ところが、EOS 50Dでは「しない」、「弱め」、「標準」も共通となり、ISO1600・JPEGラージファインで47枚。「強め」ではさすがに8枚に減ってはしまいますが、EOS 40Dの「する」と同等の「標準」を比べるとその差は圧倒的です。EOS 50DはEOS 40Dよりも若干連写速度が落ちてしまいましたが、高感度でノイズ感を少なくして多くの枚数を撮りたい屋内スポーツなどでは、圧倒的に快適な撮影ができるでしょう。
今回の作例ではけっこうゴミの写り込みが目立ちます。普段から電源ON・OFF時の自動センサークリーニングに任せ切りにした結果ですが、撮影距離が短くF値も大きい条件だと自動センサークリーニングでは限界なのでしょう。

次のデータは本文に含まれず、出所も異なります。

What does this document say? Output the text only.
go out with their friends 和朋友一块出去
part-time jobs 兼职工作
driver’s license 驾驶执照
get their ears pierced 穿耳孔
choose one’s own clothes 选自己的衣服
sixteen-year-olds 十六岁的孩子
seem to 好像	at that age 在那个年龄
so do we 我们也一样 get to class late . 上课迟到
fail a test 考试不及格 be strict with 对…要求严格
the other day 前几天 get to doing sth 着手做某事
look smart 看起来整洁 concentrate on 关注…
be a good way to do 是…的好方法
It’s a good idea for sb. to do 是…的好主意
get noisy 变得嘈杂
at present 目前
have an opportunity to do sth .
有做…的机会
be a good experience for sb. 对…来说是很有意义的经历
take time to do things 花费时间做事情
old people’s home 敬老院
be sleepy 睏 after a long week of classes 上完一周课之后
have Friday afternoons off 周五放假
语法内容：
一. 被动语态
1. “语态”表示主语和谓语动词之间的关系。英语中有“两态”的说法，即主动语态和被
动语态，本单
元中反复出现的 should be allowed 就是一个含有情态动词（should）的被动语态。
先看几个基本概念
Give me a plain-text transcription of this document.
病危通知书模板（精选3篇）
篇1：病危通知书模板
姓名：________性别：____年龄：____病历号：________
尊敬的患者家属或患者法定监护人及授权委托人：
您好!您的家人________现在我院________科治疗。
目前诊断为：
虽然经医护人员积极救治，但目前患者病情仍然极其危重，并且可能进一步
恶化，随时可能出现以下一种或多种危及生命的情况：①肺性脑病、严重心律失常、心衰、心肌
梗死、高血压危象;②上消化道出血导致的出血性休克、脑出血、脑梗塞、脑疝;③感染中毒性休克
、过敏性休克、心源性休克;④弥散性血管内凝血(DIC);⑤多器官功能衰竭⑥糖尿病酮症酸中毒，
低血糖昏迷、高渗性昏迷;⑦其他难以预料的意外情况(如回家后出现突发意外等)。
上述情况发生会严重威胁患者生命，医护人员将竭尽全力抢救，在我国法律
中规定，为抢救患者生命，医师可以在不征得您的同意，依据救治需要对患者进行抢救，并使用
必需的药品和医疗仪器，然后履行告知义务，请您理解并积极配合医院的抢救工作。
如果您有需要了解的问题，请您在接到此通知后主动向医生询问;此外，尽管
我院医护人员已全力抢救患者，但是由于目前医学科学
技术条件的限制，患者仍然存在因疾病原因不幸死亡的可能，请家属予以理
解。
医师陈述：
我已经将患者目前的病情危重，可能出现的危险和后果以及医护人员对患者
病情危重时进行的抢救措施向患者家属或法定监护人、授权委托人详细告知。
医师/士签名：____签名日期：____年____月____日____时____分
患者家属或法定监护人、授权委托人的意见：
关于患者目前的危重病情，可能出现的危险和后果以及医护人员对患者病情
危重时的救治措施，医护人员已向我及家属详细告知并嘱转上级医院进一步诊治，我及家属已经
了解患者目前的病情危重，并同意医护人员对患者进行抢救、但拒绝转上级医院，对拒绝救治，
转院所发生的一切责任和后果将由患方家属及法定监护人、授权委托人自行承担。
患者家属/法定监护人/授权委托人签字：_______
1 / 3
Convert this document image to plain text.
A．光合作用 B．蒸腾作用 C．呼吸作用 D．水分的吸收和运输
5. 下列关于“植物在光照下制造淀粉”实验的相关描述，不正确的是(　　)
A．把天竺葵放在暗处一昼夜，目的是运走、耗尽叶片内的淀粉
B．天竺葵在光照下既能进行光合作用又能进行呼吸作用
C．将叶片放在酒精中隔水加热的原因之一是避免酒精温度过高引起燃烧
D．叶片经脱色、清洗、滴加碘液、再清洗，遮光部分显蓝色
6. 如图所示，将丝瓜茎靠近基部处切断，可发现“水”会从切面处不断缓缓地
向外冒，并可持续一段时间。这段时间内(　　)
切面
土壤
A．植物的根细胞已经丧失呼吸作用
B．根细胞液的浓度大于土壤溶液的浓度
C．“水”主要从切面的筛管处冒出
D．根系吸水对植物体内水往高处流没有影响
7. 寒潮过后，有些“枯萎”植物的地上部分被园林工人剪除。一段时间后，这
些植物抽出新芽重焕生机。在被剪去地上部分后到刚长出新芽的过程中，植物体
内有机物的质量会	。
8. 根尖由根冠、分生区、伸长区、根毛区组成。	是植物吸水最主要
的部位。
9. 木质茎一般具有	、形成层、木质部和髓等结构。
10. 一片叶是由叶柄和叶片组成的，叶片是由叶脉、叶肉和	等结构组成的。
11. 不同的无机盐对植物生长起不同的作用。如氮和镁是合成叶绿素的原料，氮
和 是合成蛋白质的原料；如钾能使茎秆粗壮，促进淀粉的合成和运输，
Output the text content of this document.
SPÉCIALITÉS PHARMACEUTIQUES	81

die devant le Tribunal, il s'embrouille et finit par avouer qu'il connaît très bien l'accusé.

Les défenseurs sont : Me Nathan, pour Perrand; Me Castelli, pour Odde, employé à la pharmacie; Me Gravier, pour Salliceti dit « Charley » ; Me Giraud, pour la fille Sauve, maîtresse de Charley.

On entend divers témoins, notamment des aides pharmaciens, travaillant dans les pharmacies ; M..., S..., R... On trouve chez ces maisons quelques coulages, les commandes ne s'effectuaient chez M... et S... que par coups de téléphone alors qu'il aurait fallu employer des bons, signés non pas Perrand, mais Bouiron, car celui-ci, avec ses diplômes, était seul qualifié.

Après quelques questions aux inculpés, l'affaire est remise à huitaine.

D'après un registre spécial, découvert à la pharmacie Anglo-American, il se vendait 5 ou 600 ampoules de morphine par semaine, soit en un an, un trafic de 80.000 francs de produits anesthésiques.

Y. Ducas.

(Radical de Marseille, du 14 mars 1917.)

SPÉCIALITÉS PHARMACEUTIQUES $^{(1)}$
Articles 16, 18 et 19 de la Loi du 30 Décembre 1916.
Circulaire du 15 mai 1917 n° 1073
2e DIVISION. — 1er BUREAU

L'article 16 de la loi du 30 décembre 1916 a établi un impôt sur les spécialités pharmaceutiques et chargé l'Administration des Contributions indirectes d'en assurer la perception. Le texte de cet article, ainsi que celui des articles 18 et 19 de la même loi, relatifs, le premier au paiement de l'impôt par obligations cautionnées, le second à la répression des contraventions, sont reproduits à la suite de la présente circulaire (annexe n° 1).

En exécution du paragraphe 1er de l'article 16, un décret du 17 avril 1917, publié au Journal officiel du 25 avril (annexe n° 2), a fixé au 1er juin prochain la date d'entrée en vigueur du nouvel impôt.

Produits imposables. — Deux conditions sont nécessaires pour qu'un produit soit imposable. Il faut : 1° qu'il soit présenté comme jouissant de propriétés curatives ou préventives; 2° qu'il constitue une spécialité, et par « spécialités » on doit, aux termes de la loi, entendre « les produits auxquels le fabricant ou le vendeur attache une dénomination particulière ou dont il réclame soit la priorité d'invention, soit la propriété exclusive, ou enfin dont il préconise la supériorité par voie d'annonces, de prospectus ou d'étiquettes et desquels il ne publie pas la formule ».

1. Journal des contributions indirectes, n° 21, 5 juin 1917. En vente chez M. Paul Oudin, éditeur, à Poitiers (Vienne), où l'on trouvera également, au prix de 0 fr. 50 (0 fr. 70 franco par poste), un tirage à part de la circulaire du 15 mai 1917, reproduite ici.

ちなみに当初はもっと絞りを開けて撮っていました。でも今回照明に初めて用いた写真撮影用の蛍光ランプが、インバーターではあるものの1/500秒以上のシャッター速度ではフリッカーの影響でカット毎に色調が変わり、やむなく必要以上に絞り込んでの撮影となってしまいました。
蛍光灯による照明はまだまだ研究中ですが、機会があったらご紹介したいと思います。